Und so kommt es, dass wir heute Morgen beim Kaffee an der staubigen Dorfstraße von Merzouga sitzen und die Reisehinweise des Auswärtigen Amtes lesen. Das ist eine regelmäßige Pflichtlektüre für uns. Seit spätestens zwei Jahren verfolgen wir aufmerksam und sorgenvoll die politischen Entwicklungen in der Türkei. Es sieht nicht gut aus und es wird im Jahr 2017 nicht besser werden, davon sind wir leider überzeugt. Eigentlich planen wir in sechs Wochen schon in die Türkei einzureisen. Wir müssen jetzt eine Entscheidung treffen. Das Auswärtige Amt zählt rund ein Dutzend Provinzen im Osten des Landes auf und empfiehlt: „alle nicht zwingend erforderlichen Reisen in diese Gebiete sollten vermieden werden.“ Rund die Hälfte dieser Provinzen liegt auf unserer geplanten Route. Wir wissen natürlich, dass das Auswärtige Amt sehr vorsichtig ist und eher zu viel als zu wenig warnt. Aber diese Formulierung ist in dieser Eindeutigkeit eher selten zu lesen. Wir sind uns also, der Kaffee ist noch nicht ausgetrunken, einig, dass wir die Türkei von unserer Länderliste streichen müssen. Diese Entscheidung hat sich schon länger angekündigt. Wir verfolgten in den letzten Monaten jeden Zeitungsartikel, jede Nachrichtensendung zur Türkei mit gemischten Gefühlen. Wir wussten schon seit längerer Zeit, dass wir unseren Plan ändern müssen.

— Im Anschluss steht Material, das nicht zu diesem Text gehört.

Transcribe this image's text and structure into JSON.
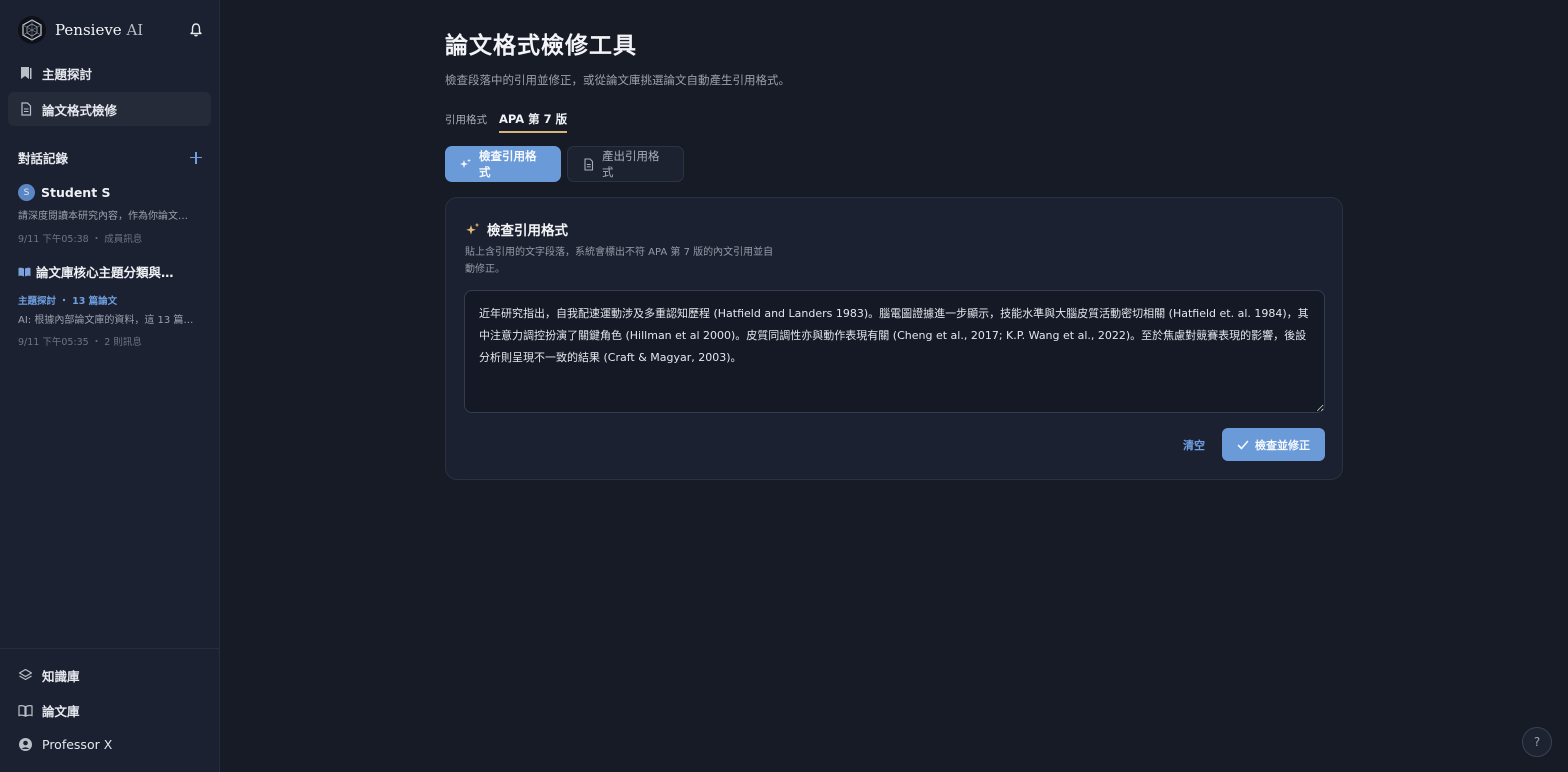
{
  "brand": {
    "name": "Pensieve",
    "suffix": "AI"
  },
  "sidebar": {
    "nav": [
      {
        "label": "主題探討",
        "icon": "bookmark-icon",
        "active": false
      },
      {
        "label": "論文格式檢修",
        "icon": "document-icon",
        "active": true
      }
    ],
    "history_title": "對話記錄",
    "conversations": [
      {
        "avatar": "S",
        "title": "Student S",
        "snippet": "請深度閱讀本研究內容，作為你論文…",
        "meta": "9/11 下午05:38 ・ 成員訊息"
      },
      {
        "title": "論文庫核心主題分類與…",
        "tag": "主題探討 ・ 13 篇論文",
        "snippet": "AI: 根據內部論文庫的資料，這 13 篇…",
        "meta": "9/11 下午05:35 ・ 2 則訊息"
      }
    ],
    "bottom": [
      {
        "label": "知識庫",
        "icon": "layers-icon"
      },
      {
        "label": "論文庫",
        "icon": "open-book-icon"
      },
      {
        "label": "Professor X",
        "icon": "user-icon"
      }
    ]
  },
  "main": {
    "title": "論文格式檢修工具",
    "subtitle": "檢查段落中的引用並修正，或從論文庫挑選論文自動產生引用格式。",
    "style_label": "引用格式",
    "style_value": "APA 第 7 版",
    "tabs": [
      {
        "label": "檢查引用格式",
        "icon": "sparkle-icon"
      },
      {
        "label": "產出引用格式",
        "icon": "document-icon"
      }
    ],
    "card": {
      "title": "檢查引用格式",
      "description": "貼上含引用的文字段落，系統會標出不符 APA 第 7 版的內文引用並自動修正。",
      "text": "近年研究指出，自我配速運動涉及多重認知歷程 (Hatfield and Landers 1983)。腦電圖證據進一步顯示，技能水準與大腦皮質活動密切相關 (Hatfield et. al. 1984)，其中注意力調控扮演了關鍵角色 (Hillman et al 2000)。皮質同調性亦與動作表現有關 (Cheng et al., 2017; K.P. Wang et al., 2022)。至於焦慮對競賽表現的影響，後設分析則呈現不一致的結果 (Craft & Magyar, 2003)。",
      "clear_label": "清空",
      "submit_label": "檢查並修正"
    },
    "help_label": "?"
  },
  "colors": {
    "accent": "#6a9ad8",
    "link": "#6f9fe0",
    "underline": "#d7b47c",
    "sparkle": "#e0b87a"
  }
}
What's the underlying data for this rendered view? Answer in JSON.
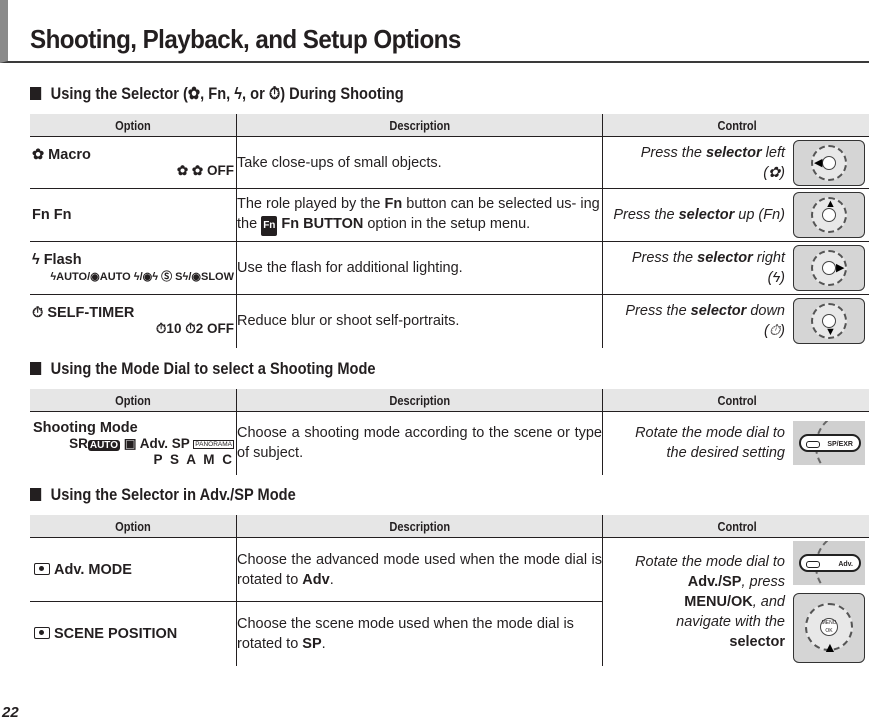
{
  "page": {
    "title": "Shooting, Playback, and Setup Options",
    "page_number": "22"
  },
  "sections": [
    {
      "heading": "Using the Selector (✿, Fn, ϟ, or ⏱) During Shooting",
      "columns": [
        "Option",
        "Description",
        "Control"
      ],
      "rows": [
        {
          "icon": "macro-icon",
          "option": "✿ Macro",
          "sub": "✿  ✿ OFF",
          "description": "Take close-ups of small objects.",
          "control_pre": "Press the ",
          "control_bold": "selector",
          "control_post": " left (✿)",
          "arrow": "◀"
        },
        {
          "icon": "fn-icon",
          "option": "Fn Fn",
          "sub": "",
          "description_pre": "The role played by the ",
          "description_bold1": "Fn",
          "description_mid": " button can be selected us- ing the ",
          "description_badge": "Fn",
          "description_bold2": " Fn BUTTON",
          "description_post": " option in the setup menu.",
          "control_pre": "Press the ",
          "control_bold": "selector",
          "control_post": " up (Fn)",
          "arrow": "▲"
        },
        {
          "icon": "flash-icon",
          "option": "ϟ Flash",
          "sub": "ϟAUTO/◉AUTO ϟ/◉ϟ Ⓢ Sϟ/◉SLOW",
          "description": "Use the flash for additional lighting.",
          "control_pre": "Press the ",
          "control_bold": "selector",
          "control_post": " right (ϟ)",
          "arrow": "▶"
        },
        {
          "icon": "self-timer-icon",
          "option": "⏱ SELF-TIMER",
          "sub": "⏱10 ⏱2 OFF",
          "description": "Reduce blur or shoot self-portraits.",
          "control_pre": "Press the ",
          "control_bold": "selector",
          "control_post": " down (⏱)",
          "arrow": "▼"
        }
      ]
    },
    {
      "heading": "Using the Mode Dial to select a Shooting Mode",
      "columns": [
        "Option",
        "Description",
        "Control"
      ],
      "rows": [
        {
          "option": "Shooting Mode",
          "sub_sr": "SR",
          "sub_auto": "AUTO",
          "sub_mid": " ▣ Adv. SP ",
          "sub_pano": "PANORAMA",
          "sub2": "P S A M C",
          "description": "Choose a shooting mode according to the scene or type of subject.",
          "control": "Rotate the mode dial to the desired setting",
          "dial_label": "SP/EXR"
        }
      ]
    },
    {
      "heading": "Using the Selector in Adv./SP Mode",
      "columns": [
        "Option",
        "Description",
        "Control"
      ],
      "rows": [
        {
          "option": "Adv. MODE",
          "description_pre": "Choose the advanced mode used when the mode dial is rotated to ",
          "description_bold": "Adv",
          "description_post": "."
        },
        {
          "option": "SCENE POSITION",
          "description_pre": "Choose the scene mode used when the mode dial is rotated to ",
          "description_bold": "SP",
          "description_post": "."
        }
      ],
      "control": {
        "t1": "Rotate the mode dial to ",
        "b1": "Adv./SP",
        "t2": ", press ",
        "b2": "MENU/OK",
        "t3": ", and navigate with the ",
        "b3": "selector",
        "dial_label": "Adv.",
        "button_label": "MENU OK"
      }
    }
  ]
}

Heute Morgen haben wir die Entscheidung gefällt und darum trauern wir besonders heute um die Türkei.

Die Eine oder der Andere mag jetzt vielleicht erleichtert sagen: „Gott sei Dank, sie sind doch nicht so irre, darauf zu beharren durch die Türkei zu fahren.“ Dann gleich der nächste Gedanke: „Welchen debilen Weg werden sie wohl finden, um die Türkei zu umfahren?“ „Donauradweg?“; „Doch etwa nicht über Radio Eriwan?“ Wir haben uns noch nicht entschieden. Habt Ihr einen guten Vorschlag für uns? Schreibt uns doch Eure Ideen. Vorher solltet Ihr allerdings einige Infos zu folgenden Themen berücksichtigen. Auch auf diese Weise lernt man ganz gut die Welt kennen: Klimatabellen, politische Systeme, Geographie, Straßenverkehr, militärische Sperrgebiete, Wüsten, Besiedlung, ethnische Gruppen, Wohlstands- bzw. Armutsniveau, Versorgungslage mit Lebensmitteln, landesübliche Infektionskrankheiten, lästige Tiere, touristische Infrastruktur, störende Gebirge, jahreszeitlich bedingte Unbefahrbarkeit der Pässe, Straßenzustand, medizinische Infrastruktur, Sprachen, landesübliche Trinkgewohnheiten und so weiter und so fort. Das alles zu berücksichtigen ist nicht unserer Oberlehrerhaftigkeit geschuldet. Die Erfahrung spricht daraus, denn mit jedem dieser Themen hatten wir schon ziemlich kuriose Erfahrungen gemacht – und so wurde die Liste länger und länger. Wir sitzen also beim Morgenkaffee in Merzouga, nennen neue Länder und stricken neue Pläne, während die Sonne im Osten den Rand der riesigen Sanddünen erklettert hat und die staubige Wüste mit orangem Licht flutet. Dorthin, immer nach Osten werden wir weiterfahren. Es wird einen Weg für uns geben, auch wenn wir ihn noch nicht kennen. Und wie ich hier mir angewöhnt habe hinzuzufügen: Inshallah, „so Gott will“, nicht fatalistisch, sondern demütig: „Ich hab es nicht in der Hand“.